Let’s just go ahead and clear the screen with this, and type in chmod
– -help. So what do we have here? This is probably, the -v and
-R are probably the most important here, the ones that you will
mostly tend to use. So verbose output is just to tell you what it is that it is
doing, and recursive, well, just read what it does. Change files and directories recursively. So it just goes into the subdirectories of
directories, and then it goes into their sub directories, and then it finds files
there, and then it does alteration on the whole string. Let me just show you. So
we’re not gonna, let’s see what do we got here. First, do we have anything of no importance? So we got mode, we got RedHat, come on, something? Okay, oh, I do have a test folder. Let’s utilize the test folder.
Let’s see what it actually has to say on the subject. So what do we do? We type in, wait do I have anything in the test folder? Let’s just go ahead and check. If we don’t, we just need to create. Okay, so we
can go ahead and create with touch test1, test2, test3. Let’s go back a step, do
chmod, oops, I actually don’t know what they are first. So, ll TEST_FOLDER,
excellent! So they all have read, write, and no execute privileges. Let’s change
it to execute privileges, let’s give execute privileges. But if we print the
working directory, we’re not actually in the test folder at all. Rather instead, we
are outside of it. So how do we go about this? Well, just type in chmod as
you would ordinarily. Type in -R +x, and now we need a path of
the file which is basically TEST_FOLDER, and then change everything inside of it.
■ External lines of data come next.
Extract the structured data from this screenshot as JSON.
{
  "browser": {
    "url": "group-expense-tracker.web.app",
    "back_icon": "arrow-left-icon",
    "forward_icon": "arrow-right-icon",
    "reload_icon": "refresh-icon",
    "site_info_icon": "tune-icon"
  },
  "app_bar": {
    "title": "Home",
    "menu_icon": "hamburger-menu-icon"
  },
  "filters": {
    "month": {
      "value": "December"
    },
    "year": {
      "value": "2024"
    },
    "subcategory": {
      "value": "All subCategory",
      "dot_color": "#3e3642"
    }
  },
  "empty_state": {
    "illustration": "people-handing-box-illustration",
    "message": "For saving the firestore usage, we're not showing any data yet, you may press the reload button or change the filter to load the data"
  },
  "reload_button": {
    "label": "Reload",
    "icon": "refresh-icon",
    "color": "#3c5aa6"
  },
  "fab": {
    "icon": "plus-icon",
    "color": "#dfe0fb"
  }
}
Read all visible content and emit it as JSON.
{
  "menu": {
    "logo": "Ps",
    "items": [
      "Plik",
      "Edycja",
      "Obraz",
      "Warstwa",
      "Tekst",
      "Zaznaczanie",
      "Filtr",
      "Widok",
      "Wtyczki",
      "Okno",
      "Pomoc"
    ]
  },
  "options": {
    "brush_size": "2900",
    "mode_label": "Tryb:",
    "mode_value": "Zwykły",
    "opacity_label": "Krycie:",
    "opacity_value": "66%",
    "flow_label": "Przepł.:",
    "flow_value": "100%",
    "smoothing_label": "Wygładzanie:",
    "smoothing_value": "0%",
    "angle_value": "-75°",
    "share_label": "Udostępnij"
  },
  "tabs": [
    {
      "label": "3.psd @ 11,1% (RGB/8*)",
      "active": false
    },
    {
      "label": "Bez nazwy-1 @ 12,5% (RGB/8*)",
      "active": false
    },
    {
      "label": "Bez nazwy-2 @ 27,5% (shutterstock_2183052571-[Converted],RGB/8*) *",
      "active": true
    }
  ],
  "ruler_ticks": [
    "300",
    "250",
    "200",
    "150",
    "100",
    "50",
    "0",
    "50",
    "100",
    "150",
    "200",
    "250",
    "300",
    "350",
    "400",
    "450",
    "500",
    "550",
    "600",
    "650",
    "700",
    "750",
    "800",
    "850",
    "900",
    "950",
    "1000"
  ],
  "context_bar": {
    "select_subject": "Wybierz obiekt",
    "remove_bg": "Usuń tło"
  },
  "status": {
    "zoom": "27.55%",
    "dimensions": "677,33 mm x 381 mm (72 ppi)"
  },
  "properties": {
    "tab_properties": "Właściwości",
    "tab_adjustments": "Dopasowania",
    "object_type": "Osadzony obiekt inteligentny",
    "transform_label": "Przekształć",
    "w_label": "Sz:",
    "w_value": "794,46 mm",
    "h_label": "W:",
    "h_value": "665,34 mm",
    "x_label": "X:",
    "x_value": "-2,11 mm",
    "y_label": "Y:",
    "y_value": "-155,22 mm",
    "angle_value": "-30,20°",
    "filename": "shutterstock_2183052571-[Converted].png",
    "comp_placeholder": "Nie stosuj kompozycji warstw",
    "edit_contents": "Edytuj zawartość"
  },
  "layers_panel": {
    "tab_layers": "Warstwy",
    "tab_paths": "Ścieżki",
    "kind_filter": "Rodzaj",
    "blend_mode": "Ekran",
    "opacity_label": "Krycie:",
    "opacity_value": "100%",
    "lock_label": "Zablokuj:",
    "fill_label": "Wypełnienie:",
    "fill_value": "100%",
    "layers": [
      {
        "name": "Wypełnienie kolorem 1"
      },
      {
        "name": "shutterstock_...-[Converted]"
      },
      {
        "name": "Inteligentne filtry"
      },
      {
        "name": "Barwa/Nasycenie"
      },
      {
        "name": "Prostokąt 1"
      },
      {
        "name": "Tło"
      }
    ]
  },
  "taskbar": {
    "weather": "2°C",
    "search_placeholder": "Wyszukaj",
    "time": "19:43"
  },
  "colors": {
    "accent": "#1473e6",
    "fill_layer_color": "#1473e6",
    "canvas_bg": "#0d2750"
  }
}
Excellent! So, let’s go ahead, there you go. So you can now compare these results to these results. It has changed everything
within that folder, and it has given it these permissions. But when you do it
like this, you see that the world changes as well, the group changes as well, and
the current user changes as well. So all the permissions are changed, which is not
the best of practices. What you can do with ease to avoid this is simply type
in chmod – R, and then use numbers as I have used them before. In that way you can be
absolutely certain what changes will take effect, and what will be changed to
what, who will be able to do what, etcetera. Anyway, here I’m gonna call this
tutorial. I’m gonna bid you farewell, and I sincerely hope that I shall see you in the next one.